【認知症とお金】「症状が進んだ時」にかかる医療費・介護費の「驚きの額」とは? 骨折や脳卒中などを合併したら負担はさらに増

AI要約

2040年には65歳以上の6人に1人が認知症になると推計されている。アルツハイマー病の進行抑制薬は使えるようになったが、治癒方法は未だ先にある。

認知症になると感染症や脳・血管の病気、骨折など入院リスクが高まり、医療費が増加する。認知症のケアには費用がかかることを専門家が語る。

五十嵐中教授によると、認知症は身近な病気となりつつある。病気の進行はMCIから始まり、本人の自立を支援するためには医療、介護、生活費が必要。

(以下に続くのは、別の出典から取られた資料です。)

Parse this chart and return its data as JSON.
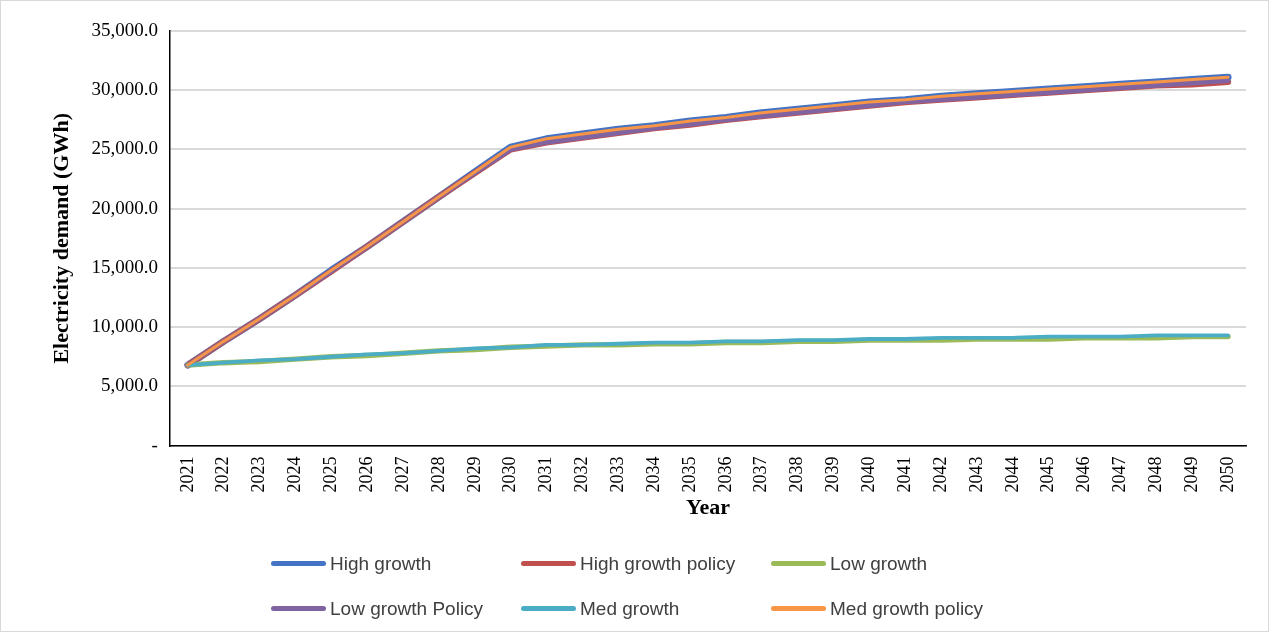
{
  "chart_data": {
    "type": "line",
    "xlabel": "Year",
    "ylabel": "Electricity demand (GWh)",
    "categories": [
      "2021",
      "2022",
      "2023",
      "2024",
      "2025",
      "2026",
      "2027",
      "2028",
      "2029",
      "2030",
      "2031",
      "2032",
      "2033",
      "2034",
      "2035",
      "2036",
      "2037",
      "2038",
      "2039",
      "2040",
      "2041",
      "2042",
      "2043",
      "2044",
      "2045",
      "2046",
      "2047",
      "2048",
      "2049",
      "2050"
    ],
    "series": [
      {
        "name": "High growth",
        "color": "#4472c4",
        "values": [
          6800,
          8800,
          10700,
          12700,
          14800,
          16800,
          18900,
          21000,
          23100,
          25200,
          25900,
          26300,
          26700,
          27000,
          27400,
          27700,
          28100,
          28400,
          28700,
          29000,
          29200,
          29500,
          29700,
          29900,
          30100,
          30300,
          30500,
          30700,
          30900,
          31100
        ]
      },
      {
        "name": "High growth policy",
        "color": "#c0504d",
        "values": [
          6800,
          8800,
          10700,
          12700,
          14700,
          16800,
          18900,
          21000,
          23000,
          25000,
          25600,
          26000,
          26400,
          26800,
          27100,
          27500,
          27800,
          28100,
          28400,
          28700,
          29000,
          29200,
          29400,
          29600,
          29800,
          30000,
          30200,
          30400,
          30500,
          30700
        ]
      },
      {
        "name": "Low growth",
        "color": "#9bbb59",
        "values": [
          6800,
          7000,
          7100,
          7300,
          7500,
          7600,
          7800,
          8000,
          8100,
          8300,
          8400,
          8500,
          8500,
          8600,
          8600,
          8700,
          8700,
          8800,
          8800,
          8900,
          8900,
          8900,
          9000,
          9000,
          9000,
          9100,
          9100,
          9100,
          9200,
          9200
        ]
      },
      {
        "name": "Low growth Policy",
        "color": "#8064a2",
        "values": [
          6800,
          8800,
          10700,
          12700,
          14700,
          16800,
          18900,
          21000,
          23000,
          25000,
          25600,
          26000,
          26400,
          26800,
          27100,
          27500,
          27800,
          28100,
          28400,
          28700,
          29000,
          29200,
          29400,
          29600,
          29800,
          30000,
          30200,
          30400,
          30600,
          30800
        ]
      },
      {
        "name": "Med growth",
        "color": "#4bacc6",
        "values": [
          6800,
          7000,
          7200,
          7300,
          7500,
          7700,
          7800,
          8000,
          8200,
          8300,
          8500,
          8500,
          8600,
          8700,
          8700,
          8800,
          8800,
          8900,
          8900,
          9000,
          9000,
          9100,
          9100,
          9100,
          9200,
          9200,
          9200,
          9300,
          9300,
          9300
        ]
      },
      {
        "name": "Med growth policy",
        "color": "#f79646",
        "values": [
          6800,
          8800,
          10700,
          12700,
          14800,
          16800,
          18900,
          21000,
          23100,
          25200,
          25900,
          26300,
          26700,
          27000,
          27400,
          27700,
          28100,
          28400,
          28700,
          29000,
          29200,
          29500,
          29700,
          29900,
          30100,
          30300,
          30500,
          30700,
          30900,
          31100
        ]
      }
    ],
    "ylim": [
      0,
      35000
    ],
    "yticks": [
      {
        "value": 0,
        "label": "-"
      },
      {
        "value": 5000,
        "label": "5,000.0"
      },
      {
        "value": 10000,
        "label": "10,000.0"
      },
      {
        "value": 15000,
        "label": "15,000.0"
      },
      {
        "value": 20000,
        "label": "20,000.0"
      },
      {
        "value": 25000,
        "label": "25,000.0"
      },
      {
        "value": 30000,
        "label": "30,000.0"
      },
      {
        "value": 35000,
        "label": "35,000.0"
      }
    ],
    "grid": "y",
    "legend": "bottom",
    "marker": "none",
    "line_style": "solid"
  }
}
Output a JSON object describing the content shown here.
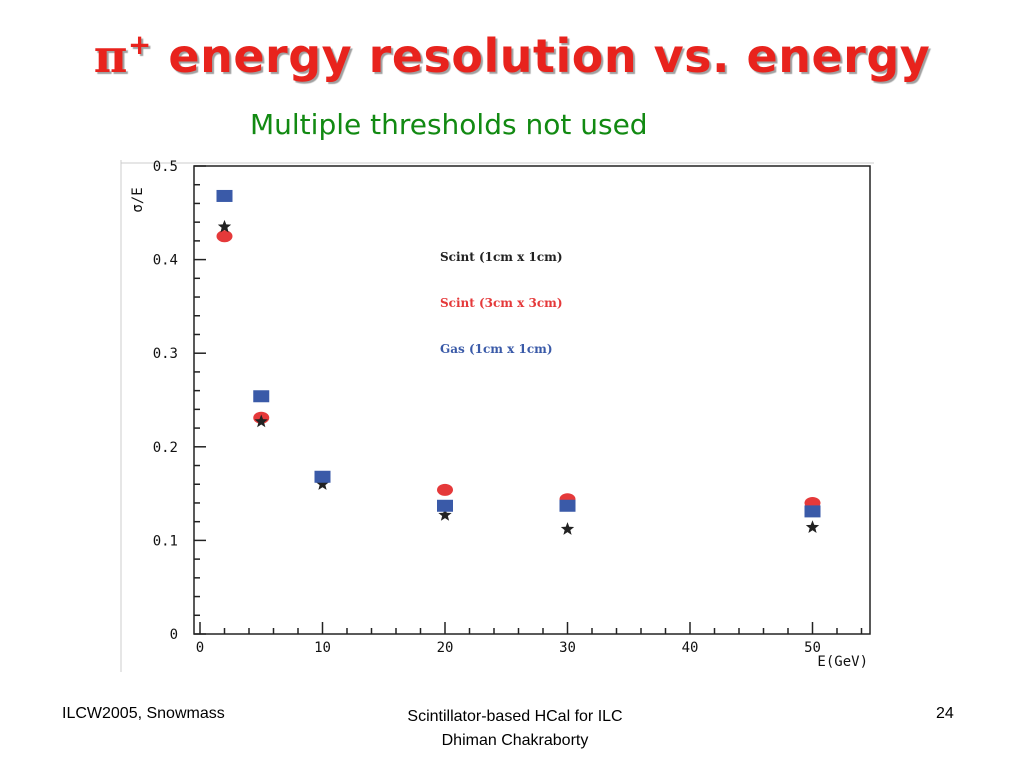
{
  "slide": {
    "title_symbol": "π",
    "title_sup": "+",
    "title_text": " energy resolution vs. energy",
    "subtitle": "Multiple thresholds not used"
  },
  "footer": {
    "left": "ILCW2005, Snowmass",
    "center_line1": "Scintillator-based HCal for ILC",
    "center_line2": "Dhiman Chakraborty",
    "page_number": "24"
  },
  "chart_data": {
    "type": "scatter",
    "xlabel": "E(GeV)",
    "ylabel": "σ/E",
    "xlim": [
      0,
      55
    ],
    "ylim": [
      0,
      0.5
    ],
    "x_ticks": [
      0,
      10,
      20,
      30,
      40,
      50
    ],
    "y_ticks": [
      0,
      0.1,
      0.2,
      0.3,
      0.4,
      0.5
    ],
    "y_tick_labels": [
      "0",
      "0.1",
      "0.2",
      "0.3",
      "0.4",
      "0.5"
    ],
    "grid": false,
    "legend_position": "upper-center",
    "series": [
      {
        "name": "Scint (1cm x 1cm)",
        "marker": "star",
        "color": "#222222",
        "x": [
          2,
          5,
          10,
          20,
          30,
          50
        ],
        "y": [
          0.435,
          0.227,
          0.16,
          0.127,
          0.112,
          0.114
        ]
      },
      {
        "name": "Scint (3cm x 3cm)",
        "marker": "circle",
        "color": "#e5393a",
        "x": [
          2,
          5,
          10,
          20,
          30,
          50
        ],
        "y": [
          0.425,
          0.231,
          0.167,
          0.154,
          0.144,
          0.14
        ]
      },
      {
        "name": "Gas (1cm x 1cm)",
        "marker": "square",
        "color": "#3a5aa8",
        "x": [
          2,
          5,
          10,
          20,
          30,
          50
        ],
        "y": [
          0.468,
          0.254,
          0.168,
          0.137,
          0.137,
          0.131
        ]
      }
    ]
  }
}
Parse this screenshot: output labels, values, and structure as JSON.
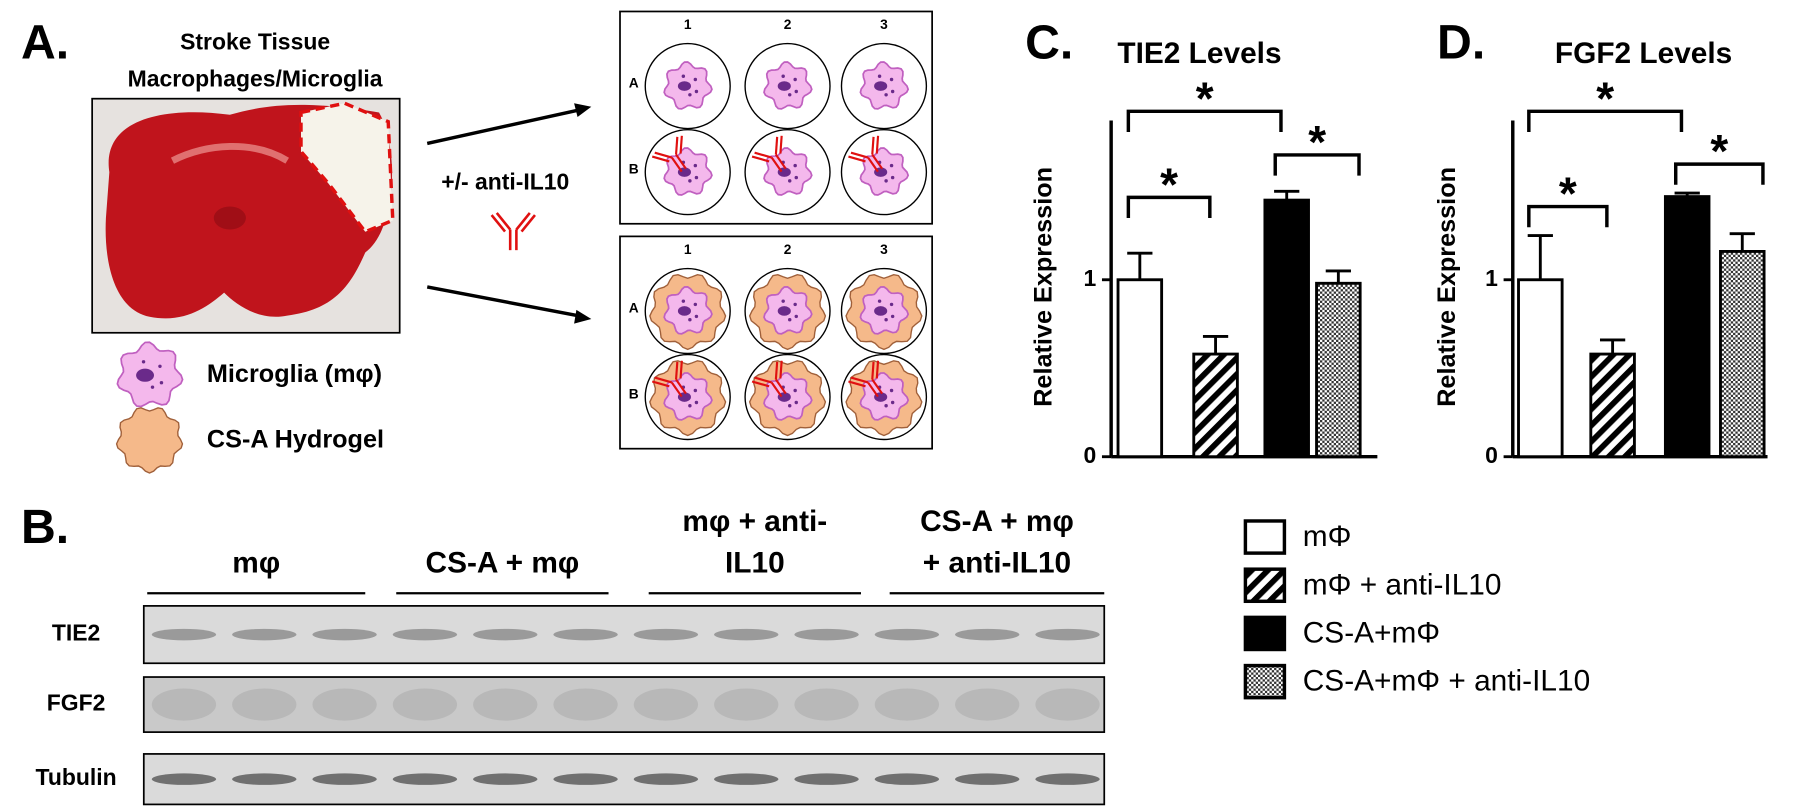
{
  "panel_a": {
    "label": "A.",
    "title_lines": [
      "Stroke Tissue",
      "Macrophages/Microglia"
    ],
    "treatment": "+/- anti-IL10",
    "plate_columns": [
      "1",
      "2",
      "3"
    ],
    "plate_rows": [
      "A",
      "B"
    ],
    "key": [
      {
        "label": "Microglia (mφ)"
      },
      {
        "label": "CS-A Hydrogel"
      }
    ]
  },
  "panel_b": {
    "label": "B.",
    "groups": [
      [
        "mφ"
      ],
      [
        "CS-A + mφ"
      ],
      [
        "mφ + anti-",
        "IL10"
      ],
      [
        "CS-A + mφ",
        "+  anti-IL10"
      ]
    ],
    "rows": [
      "TIE2",
      "FGF2",
      "Tubulin"
    ]
  },
  "chart_data": [
    {
      "type": "bar",
      "panel_label": "C.",
      "title": "TIE2 Levels",
      "y_label": "Relative  Expression",
      "values": [
        1.0,
        0.58,
        1.45,
        0.98
      ],
      "errors": [
        0.15,
        0.1,
        0.05,
        0.07
      ],
      "fills": [
        "white",
        "hatch",
        "black",
        "crosshatch"
      ],
      "ylim": [
        0,
        1.9
      ],
      "yticks": [
        0,
        1
      ],
      "annotations": [
        "*",
        "*",
        "*"
      ]
    },
    {
      "type": "bar",
      "panel_label": "D.",
      "title": "FGF2 Levels",
      "y_label": "Relative  Expression",
      "values": [
        1.0,
        0.58,
        1.47,
        1.16
      ],
      "errors": [
        0.25,
        0.08,
        0.02,
        0.1
      ],
      "fills": [
        "white",
        "hatch",
        "black",
        "crosshatch"
      ],
      "ylim": [
        0,
        1.9
      ],
      "yticks": [
        0,
        1
      ],
      "annotations": [
        "*",
        "*",
        "*"
      ]
    }
  ],
  "legend": {
    "items": [
      {
        "label": "mΦ",
        "fill": "white"
      },
      {
        "label": "mΦ + anti-IL10",
        "fill": "hatch"
      },
      {
        "label": "CS-A+mΦ",
        "fill": "black"
      },
      {
        "label": "CS-A+mΦ + anti-IL10",
        "fill": "crosshatch"
      }
    ]
  }
}
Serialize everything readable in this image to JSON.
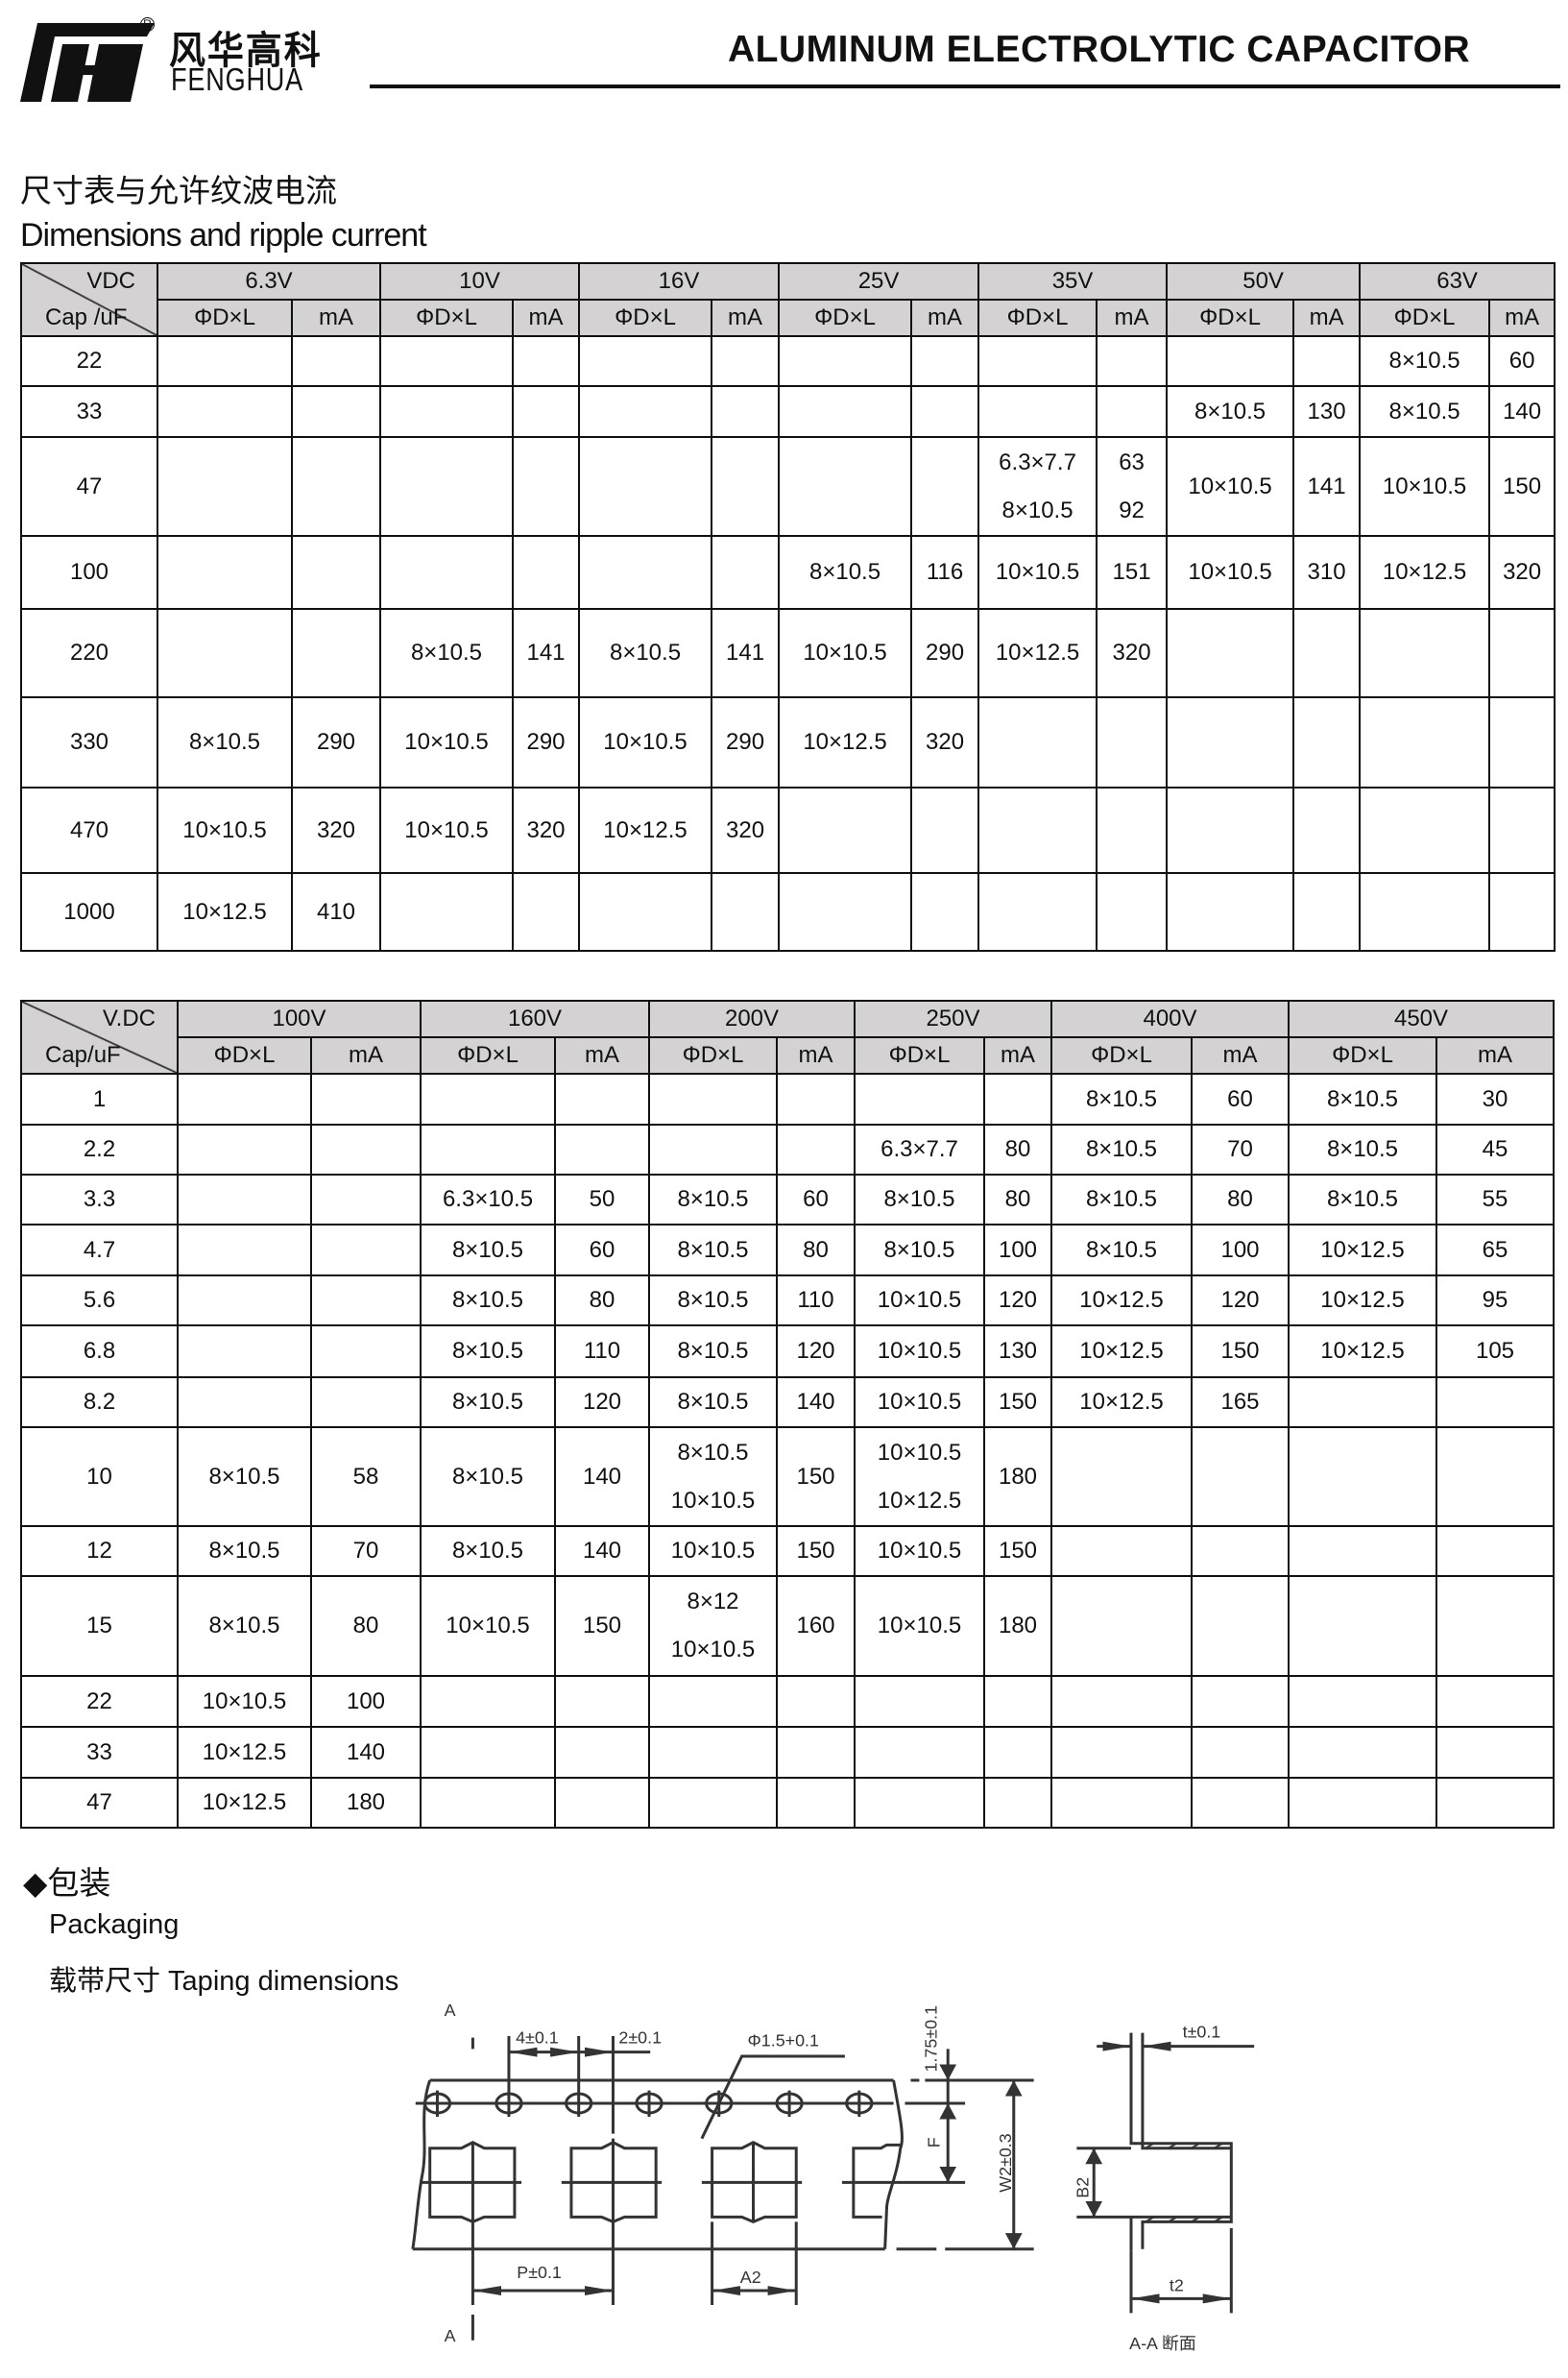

【認知症とお金】「症状が進んだ時」にかかる医療費・介護費の「驚きの額」とは? 骨折や脳卒中などを合併したら負担はさらに増

今から16年後の2040年。65歳以上の6人に1人が認知症になると推計されている。最も多いタイプのアルツハイマー病でいえば進行抑制薬は使えるようになったが、進行した人を「治す」方法の開発はまだ先になりそうだ。

認知症になると、感染症や脳・血管の病気、あるいは骨折で入院するリスクが高まり、より医療費がかかるという現実もある。トータルで見て認知症のケアにいくらかかるのか、専門家に聞いた(知っておきたい「認知症とお金」を2回にわたってお届けします。今回は2回目。1回目はこちら)。

■身近な病気になった認知症

 「私が大学生のころ、認知症といえば『遠くのおじいさん、おばあさんのこと』で、イメージしづらい病気でした」

 そう振り返るのは、東京大学大学院特任准教授で公衆衛生学と医療政策を研究する五十嵐中(あたる)さんだ。それが今では自分の家族や親族、あるいは知り合いなど、身近な病気として実感するようになった。

 認知症は、「軽度認知障害(MCI)」と呼ばれる時期から、年単位の時間をかけてゆっくりと進行する場合が多い。認知症に移行すると症状は軽度、中等度、高度と進んでいく(※外部配信先では図表を閲覧できない場合があります。その際は東洋経済オンライン内でお読みください)。

 MCIの時期は記憶力などが低下しても日常生活にあまり支障はなく、そこから認知症に進む人もいる一方、正常に戻る人もいることが知られている。病気が進んだとしても、本人にはできること・やりたいことがあり、住み慣れた地域で安心して暮らすことが求められている。

 そして自分らしく暮らすためには、どうしても医療、介護、生活にかかる費用が必要になってくる。

■医療費よりもケアにかかる費用が増

 では、認知症になるとどれくらいの費用負担が発生するのか。

 五十嵐さんのまとめでは、中等度の認知症で在宅ケアを受ける場合、診察、投薬、検査などにかかる医療費にざっと月間3万5000円、ヘルパーや入浴介助など頼んだときに生じる公的介護費に11万円、それ以外のインフォーマルケアコスト(公的な制度を使わないケア)に22万円がかかる。合計で月間37万円ほどだ。

 同様に、高度認知症になると、医療費が4万6000円、公的介護費が17万円、インフォーマルケアコストが31万円、合わせて月間52万円かかる(MCIと軽度認知症については1回目をご覧ください)。